Глебу стало нехорошо. По сериалам и детективам он знал, что обычно бывает с главными свидетелями.
– Почему я? Тут еще два шофера были.
– Они-то и говорят, что все видели только вы. Вот и костюмчик у вас в крови. Ближе не бывает.
– Шоферы тоже рядом были! – упорствовал Бездриско.
– Один дверь «Волги» открывал и стоял спиной, а ваш газету читал. Не в этом дело. Сейчас начнем серьезно. Что вы делали у квартиры мэра в восемь часов утра?
– Приехал по делу.
– Какое же это должно быть дело, чтобы примчаться в такую рань? Глеб Никифорович, вы лучше говорите, я ведь все равно узнаю. Я весь город опрошу, лично.
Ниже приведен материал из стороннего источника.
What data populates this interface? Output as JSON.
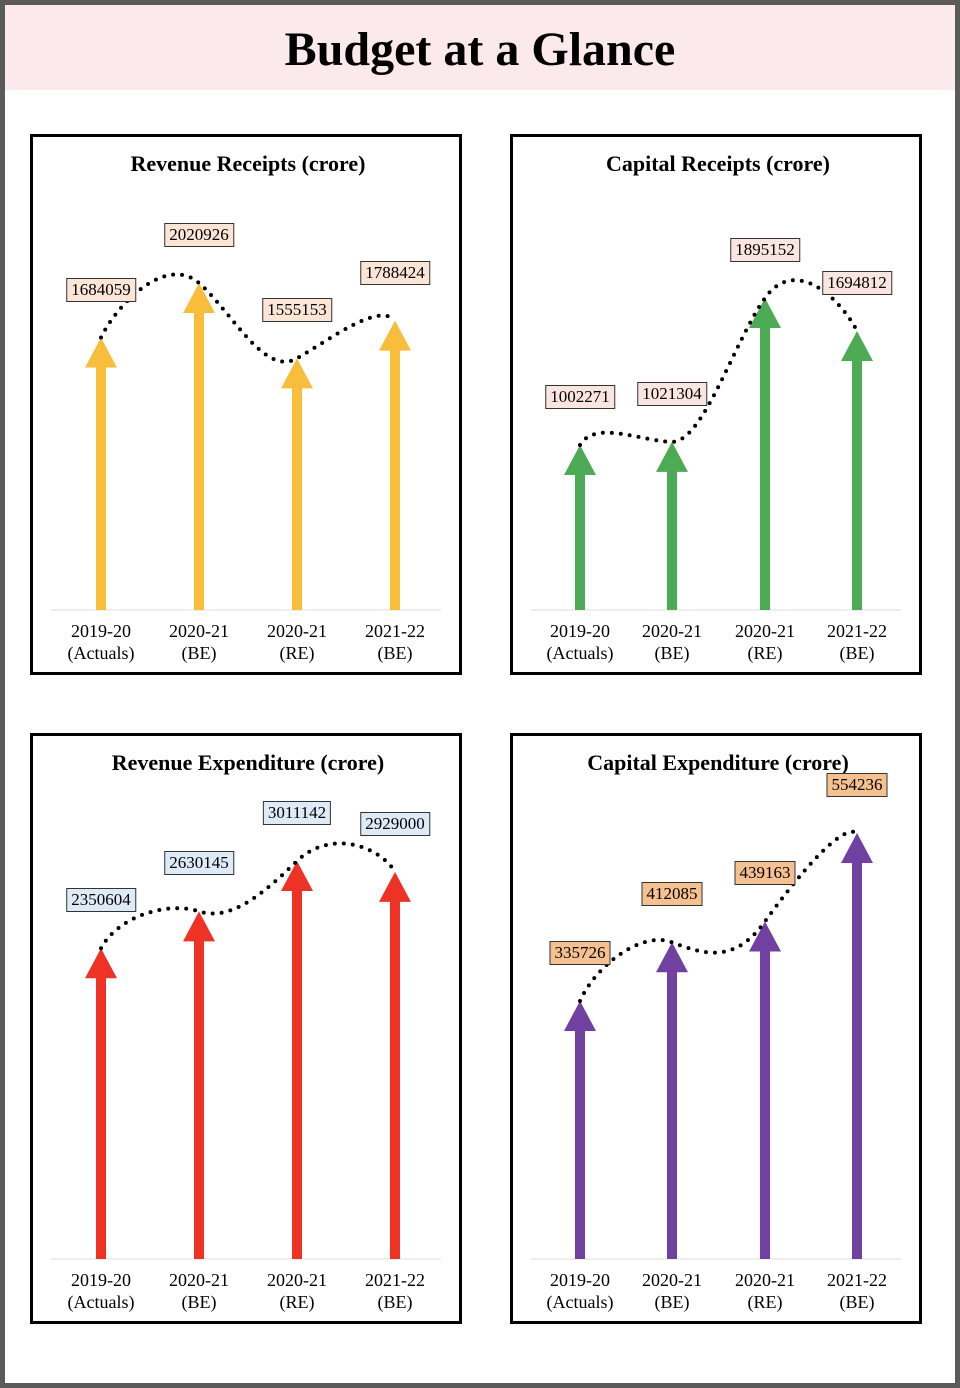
{
  "header": {
    "title": "Budget at a Glance"
  },
  "chart_data": [
    {
      "type": "bar",
      "title": "Revenue Receipts (crore)",
      "categories": [
        "2019-20\n(Actuals)",
        "2020-21\n(BE)",
        "2020-21\n(RE)",
        "2021-22\n(BE)"
      ],
      "values": [
        1684059,
        2020926,
        1555153,
        1788424
      ],
      "color": "#f7bd3b",
      "label_color": "#fbe5d6"
    },
    {
      "type": "bar",
      "title": "Capital Receipts (crore)",
      "categories": [
        "2019-20\n(Actuals)",
        "2020-21\n(BE)",
        "2020-21\n(RE)",
        "2021-22\n(BE)"
      ],
      "values": [
        1002271,
        1021304,
        1895152,
        1694812
      ],
      "color": "#4eab55",
      "label_color": "#fbe5e0"
    },
    {
      "type": "bar",
      "title": "Revenue Expenditure (crore)",
      "categories": [
        "2019-20\n(Actuals)",
        "2020-21\n(BE)",
        "2020-21\n(RE)",
        "2021-22\n(BE)"
      ],
      "values": [
        2350604,
        2630145,
        3011142,
        2929000
      ],
      "color": "#ee3226",
      "label_color": "#deebf7"
    },
    {
      "type": "bar",
      "title": "Capital Expenditure (crore)",
      "categories": [
        "2019-20\n(Actuals)",
        "2020-21\n(BE)",
        "2020-21\n(RE)",
        "2021-22\n(BE)"
      ],
      "values": [
        335726,
        412085,
        439163,
        554236
      ],
      "color": "#7041a0",
      "label_color": "#f6c190"
    }
  ]
}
Депутат понял, что ни за что на свете не расскажет, зачем приехал с утра к дверям квартиры мэра. Узнать правду не было шансов, поскольку эту тайну знал только он сам. Глеб молчал.
– У меня случай был, – продолжал Иван, – грохнули главу поселка Сосновка под Москвой. Из-за земли, кстати. Так вот заказчик специально приехал посмотреть на работу киллера. Было такое на практике!
– Ваня, ты знаешь, кто я такой! За такие намеки, знаешь, что бывает?
– А вы не кипятитесь! Вы пока еще не подозреваемый, а свидетель. Я чувствую, тут заговор какой-то. Весь город что-то знает, но никто не говорит.
Глеб замолчал. Он думал. Вот, как обычно, весь город что-то знает, не знает только депутат Бездриско! Он давно подозревал, что должен быть заговор. Наверняка был заговор!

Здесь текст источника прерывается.